D-mannose also called mannose, is a simple sugar, found naturally in high amounts in many fruits and vegetables such as:
- green beans
An effective alternative to antibiotics, although related to the sugar glucose, doesn't behave like a sugar in your body. After being absorbed by the gut, it is not stored in the liver like glucose but is filtered out of the body directly by the kidneys.
In order to get beneficial levels of D-mannose from fruit and vegetables, you would have to consume huge amounts so, the use of it as a dietary supplement is the best way to get the level you would need to help with any UTI.
What is D-mannose used for?
Showing some remarkable benefits for urinary health and urinary tract infections (UTI's) particualry in women, mannose is thought to block certain bacteria from growing in the urinary tract.
The scientific bit
E. coli bacteria cause 90 percent of UTIs. Once these bacteria enter the urinary tract, they latch on to cells, grow, and cause infection. Research thinking is that that D-mannose might work to treat or prevent a UTI by stopping these bacteria from latching on.
After you consume foods or supplements containing D-mannose, your body eventually eliminates it through the kidneys and into the urinary tract.
While in the urinary tract, it can attach to the E. coli bacteria that may be there.
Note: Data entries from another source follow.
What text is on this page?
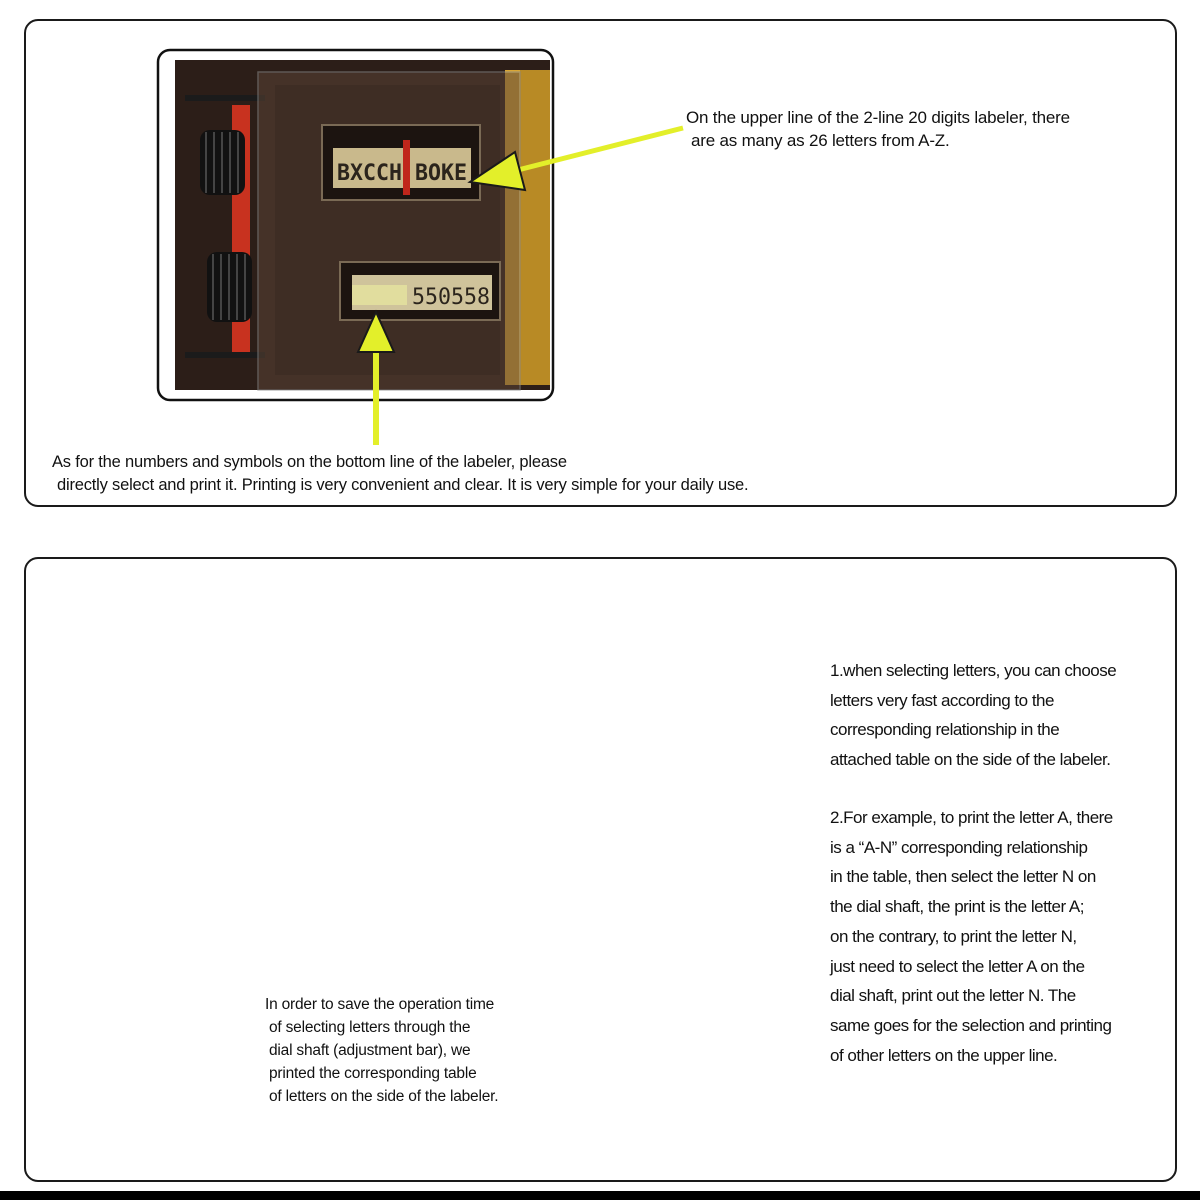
BXCCH BOKE
550558
On the upper line of the 2-line 20 digits labeler, there
are as many as 26 letters from A-Z.
As for the numbers and symbols on the bottom line of the labeler, please
directly select and print it. Printing is very convenient and clear. It is very simple for your daily use.
In order to save the operation time
of selecting letters through the
dial shaft (adjustment bar), we
printed the corresponding table
of letters on the side of the labeler.
1.when selecting letters, you can choose
letters very fast according to the
corresponding relationship in the
attached table on the side of the labeler.
2.For example, to print the letter A, there
is a “A-N” corresponding relationship
in the table, then select the letter N on
the dial shaft, the print is the letter A;
on the contrary, to print the letter N,
just need to select the letter A on the
dial shaft, print out the letter N. The
same goes for the selection and printing
of other letters on the upper line.
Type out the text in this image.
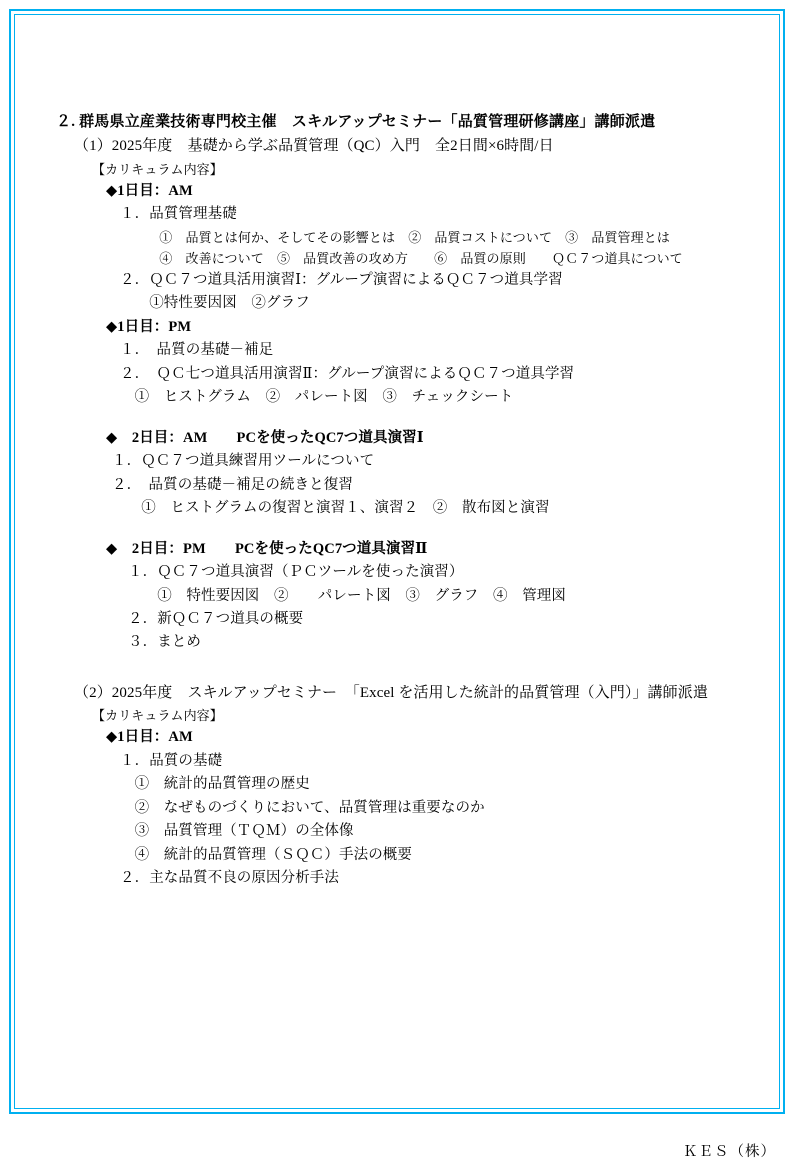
２. 群馬県立産業技術専門校主催　スキルアップセミナー「品質管理研修講座」講師派遣
（1）2025年度　基礎から学ぶ品質管理（QC）入門　全2日間×6時間/日
【カリキュラム内容】
◆1日目：AM
１．品質管理基礎
　　　①　品質とは何か、そしてその影響とは　②　品質コストについて　③　品質管理とは
　　　④　改善について　⑤　品質改善の攻め方　　⑥　品質の原則　　ＱＣ７つ道具について
２．ＱＣ７つ道具活用演習Ⅰ：グループ演習によるＱＣ７つ道具学習
　　①特性要因図　②グラフ
◆1日目：PM
１．　品質の基礎－補足
２．　ＱＣ七つ道具活用演習Ⅱ：グループ演習によるＱＣ７つ道具学習
　①　ヒストグラム　②　パレート図　③　チェックシート
◆　2日目：AM　　PCを使ったQC7つ道具演習Ⅰ
１．ＱＣ７つ道具練習用ツールについて
２．　品質の基礎－補足の続きと復習
　　①　ヒストグラムの復習と演習１、演習２　②　散布図と演習
◆　2日目：PM　　PCを使ったQC7つ道具演習Ⅱ
１．ＱＣ７つ道具演習（ＰＣツールを使った演習）
　　①　特性要因図　②　　パレート図　③　グラフ　④　管理図
２．新ＱＣ７つ道具の概要
３．まとめ
（2）2025年度　スキルアップセミナー　「Excel を活用した統計的品質管理（入門）」講師派遣
【カリキュラム内容】
◆1日目：AM
１．品質の基礎
　①　統計的品質管理の歴史
　②　なぜものづくりにおいて、品質管理は重要なのか
　③　品質管理（ＴＱＭ）の全体像
　④　統計的品質管理（ＳＱＣ）手法の概要
２．主な品質不良の原因分析手法
ＫＥＳ（株）
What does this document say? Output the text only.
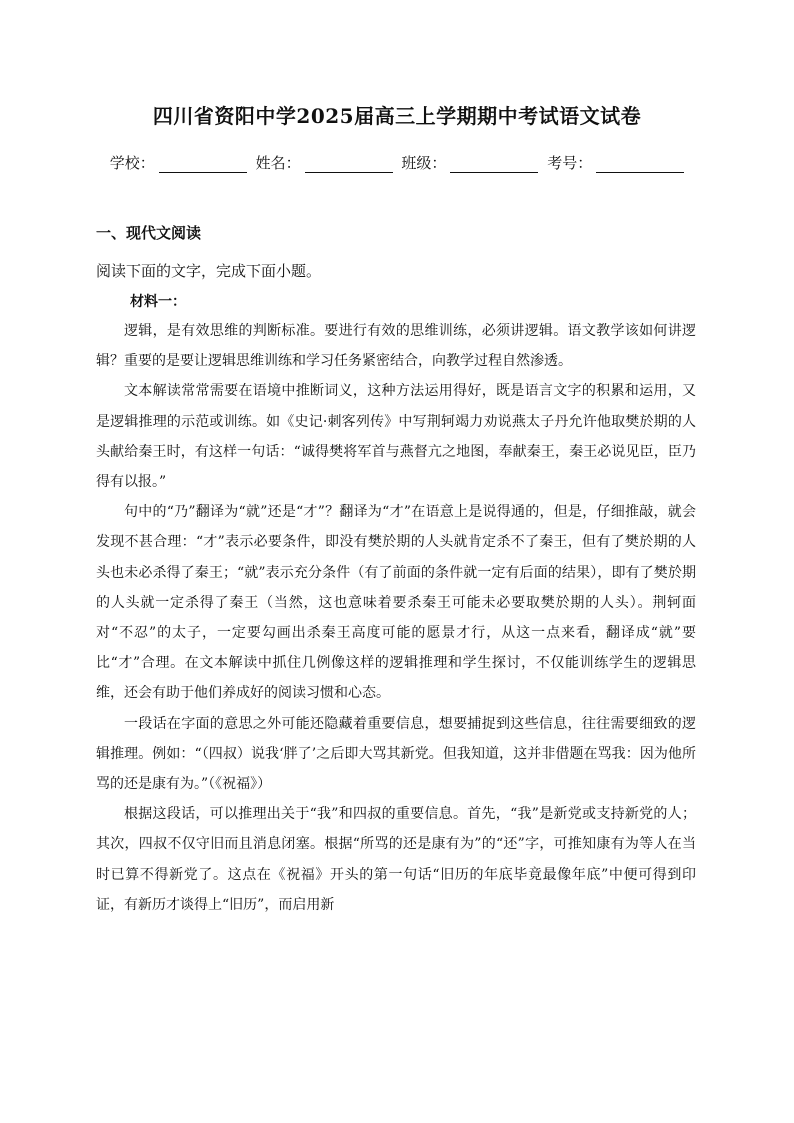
四川省资阳中学2025届高三上学期期中考试语文试卷
学校：	姓名：	班级：	考号：
一、现代文阅读
阅读下面的文字，完成下面小题。
材料一：

逻辑，是有效思维的判断标准。要进行有效的思维训练，必须讲逻辑。语文教学该如何讲逻辑？重要的是要让逻辑思维训练和学习任务紧密结合，向教学过程自然渗透。

文本解读常常需要在语境中推断词义，这种方法运用得好，既是语言文字的积累和运用，又是逻辑推理的示范或训练。如《史记·刺客列传》中写荆轲竭力劝说燕太子丹允许他取樊於期的人头献给秦王时，有这样一句话：“诚得樊将军首与燕督亢之地图，奉献秦王，秦王必说见臣，臣乃得有以报。”

句中的“乃”翻译为“就”还是“才”？翻译为“才”在语意上是说得通的，但是，仔细推敲，就会发现不甚合理：“才”表示必要条件，即没有樊於期的人头就肯定杀不了秦王，但有了樊於期的人头也未必杀得了秦王；“就”表示充分条件（有了前面的条件就一定有后面的结果），即有了樊於期的人头就一定杀得了秦王（当然，这也意味着要杀秦王可能未必要取樊於期的人头）。荆轲面对“不忍”的太子，一定要勾画出杀秦王高度可能的愿景才行，从这一点来看，翻译成“就”要比“才”合理。在文本解读中抓住几例像这样的逻辑推理和学生探讨，不仅能训练学生的逻辑思维，还会有助于他们养成好的阅读习惯和心态。

一段话在字面的意思之外可能还隐藏着重要信息，想要捕捉到这些信息，往往需要细致的逻辑推理。例如：“（四叔）说我‘胖了’之后即大骂其新党。但我知道，这并非借题在骂我：因为他所骂的还是康有为。”（《祝福》）

根据这段话，可以推理出关于“我”和四叔的重要信息。首先，“我”是新党或支持新党的人；其次，四叔不仅守旧而且消息闭塞。根据“所骂的还是康有为”的“还”字，可推知康有为等人在当时已算不得新党了。这点在《祝福》开头的第一句话“旧历的年底毕竟最像年底”中便可得到印证，有新历才谈得上“旧历”，而启用新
As a result, the bacteria can no longer attach to cells and cause infection.
Dosage for D-mannose
Take one level teaspoon up to six times a day, at three hour intervals. Dilute into water for fruit juice.
Suitable for vegetarians and vegans.
With no recorded results of side effects, D-mannose is appears to be safe for most adults when taken for up to 6 months however, there isn't enough reliable information to know if d-mannose has any side effects when taken for more than 6 months.
As with all health supplements, you need to speak to your doctor first and ensure you will have no issues when looking to take them.